UN Rights Council approves probe into alleged Russian abuses
Inquiry will investigate alleged atrocities in regions near Ukrainian capital that were temporarily held by Russian troops.
The UN Human Rights Council has approved an investigation into possible war crimes by Russian troops in Ukraine.
Members of the council voted 33 to two on Thursday in favour of a resolution brought forward by Kyiv to order a Commission of Inquiry to probe alleged atrocities in several regions around the Ukrainian capital that were temporarily held by Russian troops.
China was one of the two members to vote against Thursday’s resolution. The other was Eritrea. Twelve member states, including Cuba, Kazakhstan, India, Pakistan, Uzbekistan and Venezuela, abstained from the vote.
🔴 BREAKING
The Human Rights Council has voted to increase scrutiny on the "deteriorating human rights situation in #Ukraine stemming from the Russian aggression," particularly given events in #Mariupol and several other towns and cities.
✅ YES: 33
❌ NO: 2
➖ ABSTENTIONS: 12 pic.twitter.com/KoDssTw3Df— UN Human Rights Council (@UN_HRC) May 12, 2022
Moscow’s ambassador to the UN in Geneva, Gennady Gatilov, criticised the council’s decision.
“Instead of discussing the true causes that led to the crisis in this country and looking for ways to resolve them, the ‘collective West’ is organising another political route to demonise Russia,” the Reuters news agency quoted Gatilov as saying in an emailed statement.
Chinese ambassador Chen Xu also complained of the “politicisation” of the Council, saying the resolution could “add fuel to fire”.
The UN’s top rights body also called on Russia to immediately allow humanitarian workers access to civilians taken from Ukraine to Russia, following accusations from Ukrainian mayors, local officials and citizens about people being moved across the border against their will.
‘The scale of unlawful killings is shocking’
Russia, which has denied carrying out abuses in what it calls its “special military operation” in Ukraine, withdrew from the 47-member Council last month.
That move came after the UN General Assembly voted to suspend Moscow from the body and from sitting in judgement of other nations’ human rights records over allegations of rights violations in Ukraine.
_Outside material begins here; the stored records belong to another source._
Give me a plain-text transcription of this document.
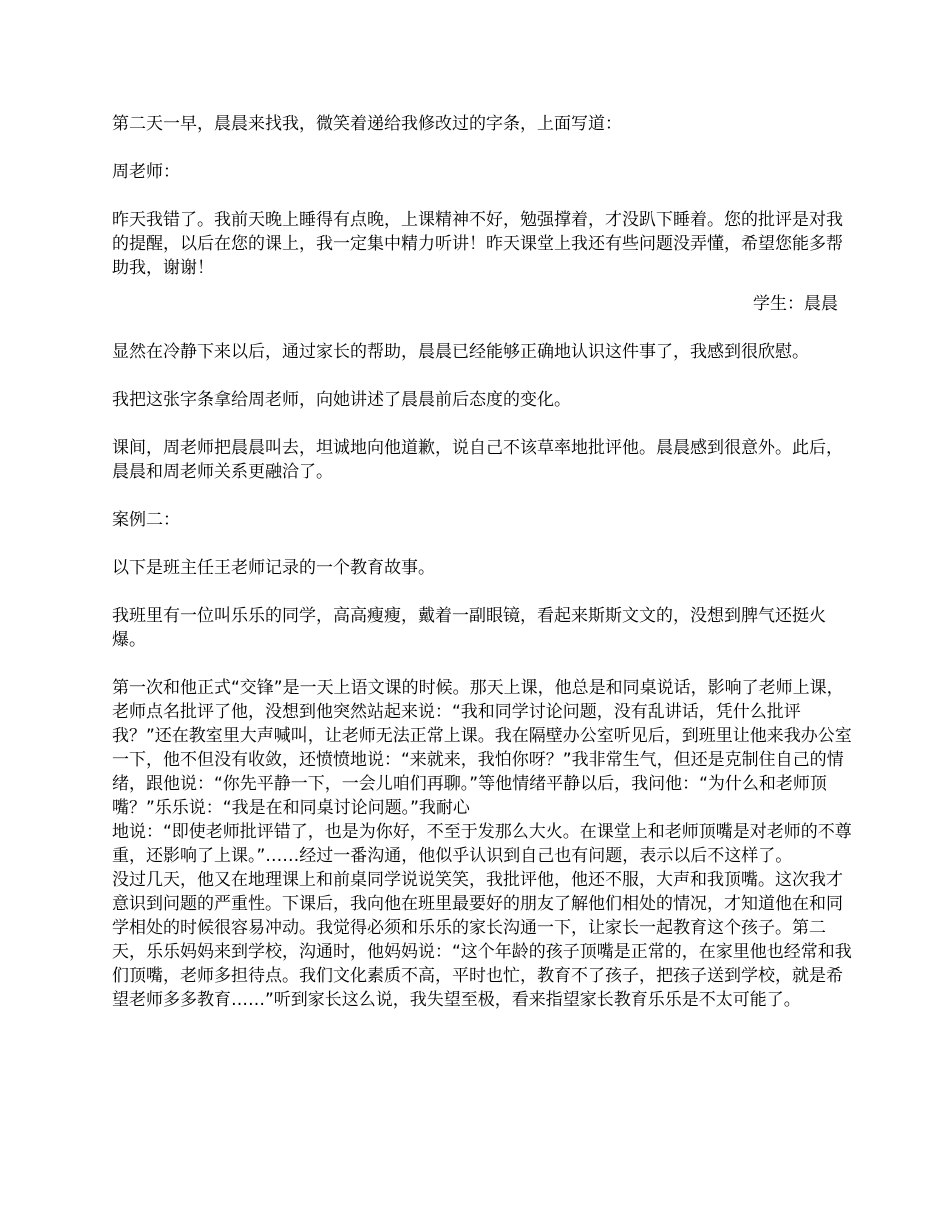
第二天一早，晨晨来找我，微笑着递给我修改过的字条，上面写道：

周老师：

昨天我错了。我前天晚上睡得有点晚，上课精神不好，勉强撑着，才没趴下睡着。您的批评是对我的提醒，以后在您的课上，我一定集中精力听讲！昨天课堂上我还有些问题没弄懂，希望您能多帮助我，谢谢！

学生：晨晨

显然在冷静下来以后，通过家长的帮助，晨晨已经能够正确地认识这件事了，我感到很欣慰。

我把这张字条拿给周老师，向她讲述了晨晨前后态度的变化。

课间，周老师把晨晨叫去，坦诚地向他道歉，说自己不该草率地批评他。晨晨感到很意外。此后，晨晨和周老师关系更融洽了。

案例二：

以下是班主任王老师记录的一个教育故事。

我班里有一位叫乐乐的同学，高高瘦瘦，戴着一副眼镜，看起来斯斯文文的，没想到脾气还挺火爆。

第一次和他正式“交锋”是一天上语文课的时候。那天上课，他总是和同桌说话，影响了老师上课，老师点名批评了他，没想到他突然站起来说：“我和同学讨论问题，没有乱讲话，凭什么批评我？”还在教室里大声喊叫，让老师无法正常上课。我在隔壁办公室听见后，到班里让他来我办公室一下，他不但没有收敛，还愤愤地说：“来就来，我怕你呀？”我非常生气，但还是克制住自己的情绪，跟他说：“你先平静一下，一会儿咱们再聊。”等他情绪平静以后，我问他：“为什么和老师顶嘴？”乐乐说：“我是在和同桌讨论问题。”我耐心

地说：“即使老师批评错了，也是为你好，不至于发那么大火。在课堂上和老师顶嘴是对老师的不尊重，还影响了上课。”……经过一番沟通，他似乎认识到自己也有问题，表示以后不这样了。

没过几天，他又在地理课上和前桌同学说说笑笑，我批评他，他还不服，大声和我顶嘴。这次我才意识到问题的严重性。下课后，我向他在班里最要好的朋友了解他们相处的情况，才知道他在和同学相处的时候很容易冲动。我觉得必须和乐乐的家长沟通一下，让家长一起教育这个孩子。第二天，乐乐妈妈来到学校，沟通时，他妈妈说：“这个年龄的孩子顶嘴是正常的，在家里他也经常和我们顶嘴，老师多担待点。我们文化素质不高，平时也忙，教育不了孩子，把孩子送到学校，就是希望老师多多教育……”听到家长这么说，我失望至极，看来指望家长教育乐乐是不太可能了。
A Russian delegation could still have joined Thursday’s session as an observer but Moscow chose not to send representatives.
Addressing the council earlier, the UN’s High Commissioner for Human Rights, Michelle Bachelet, said there were many examples of possible war crimes committed by Russian troops in Ukraine.
“The scale of unlawful killings, including indications of summary executions in areas to the north of Kyiv, is shocking,” she said, adding that 1,000 bodies had been recovered so far in the region around the Ukrainian capital.
The Kremlin has argued, without providing evidence, that images of dead civilians on the streets of towns such as Bucha were staged to discredit its forces.
Moscow withdrew its troops from areas around Kyiv in early April and refocused its offensive on Ukraine’s eastern Donbas region, where Russia-backed separatists have held swaths of territory since early 2014.